Spiruline bio : Bruxelles rejette les propositions de la France

Malgré ses démarches auprès de Bruxelles pour assouplir les règles encadrant la spiruline biologique, le gouvernement français s’est heurté à un refus strict de la Commission européenne. Isolée sur le plan diplomatique, la France se retrouve incapable de faire évoluer un cadre réglementaire jugé inadapté par les producteurs locaux.

C’est une illustration frappante des limites de la souveraineté agricole nationale face à la centralisation des normes communautaires. Interpellé par un député au sujet de la crise traversée par la filière française de spiruline biologique, le ministère de l’Agriculture a dû concéder un amer constat d’impuissance : les tentatives d’ajustement du cadre réglementaire européen se sont soldées par un échec diplomatique à Bruxelles.

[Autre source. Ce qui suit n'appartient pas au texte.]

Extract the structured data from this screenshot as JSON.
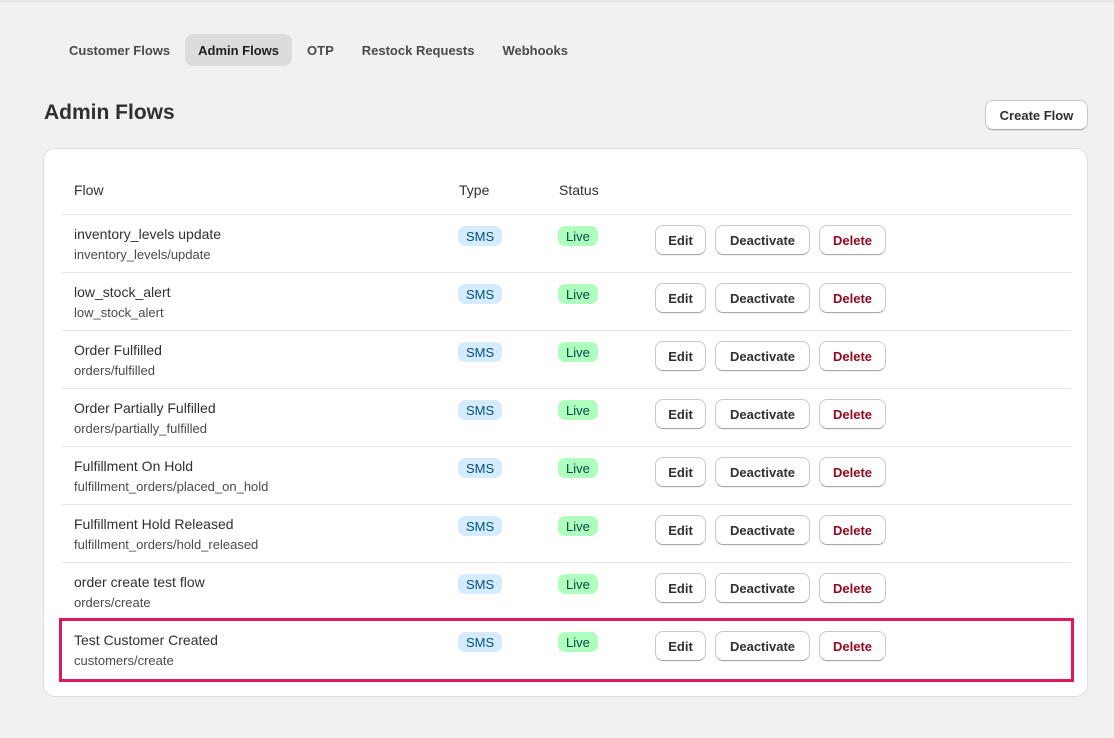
{
  "tabs": [
    {
      "label": "Customer Flows",
      "active": false
    },
    {
      "label": "Admin Flows",
      "active": true
    },
    {
      "label": "OTP",
      "active": false
    },
    {
      "label": "Restock Requests",
      "active": false
    },
    {
      "label": "Webhooks",
      "active": false
    }
  ],
  "page": {
    "title": "Admin Flows",
    "create_button": "Create Flow"
  },
  "table": {
    "headers": {
      "flow": "Flow",
      "type": "Type",
      "status": "Status"
    },
    "actions": {
      "edit": "Edit",
      "deactivate": "Deactivate",
      "delete": "Delete"
    },
    "rows": [
      {
        "name": "inventory_levels update",
        "topic": "inventory_levels/update",
        "type": "SMS",
        "status": "Live"
      },
      {
        "name": "low_stock_alert",
        "topic": "low_stock_alert",
        "type": "SMS",
        "status": "Live"
      },
      {
        "name": "Order Fulfilled",
        "topic": "orders/fulfilled",
        "type": "SMS",
        "status": "Live"
      },
      {
        "name": "Order Partially Fulfilled",
        "topic": "orders/partially_fulfilled",
        "type": "SMS",
        "status": "Live"
      },
      {
        "name": "Fulfillment On Hold",
        "topic": "fulfillment_orders/placed_on_hold",
        "type": "SMS",
        "status": "Live"
      },
      {
        "name": "Fulfillment Hold Released",
        "topic": "fulfillment_orders/hold_released",
        "type": "SMS",
        "status": "Live"
      },
      {
        "name": "order create test flow",
        "topic": "orders/create",
        "type": "SMS",
        "status": "Live"
      },
      {
        "name": "Test Customer Created",
        "topic": "customers/create",
        "type": "SMS",
        "status": "Live",
        "highlighted": true
      }
    ]
  },
  "colors": {
    "background": "#f1f1f1",
    "sms_badge": "#d5ebff",
    "live_badge": "#affebf",
    "delete_text": "#8e0b21",
    "highlight_outline": "#e0185f"
  }
}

Une réglementation inadaptée aux réalités du terrain

Au cœur du litige se trouve le règlement (UE) 2018/848 relatif à la production biologique. Ce texte soumet la spiruline aux mêmes contraintes que les algues marines récoltées ou cultivées en plein océan. En vertu de cette classification aquacole, le règlement interdit catégoriquement l’utilisation d’intrants d’origine animale pour la fertilisation, autorisant uniquement les apports d’origine végétale ou minérale.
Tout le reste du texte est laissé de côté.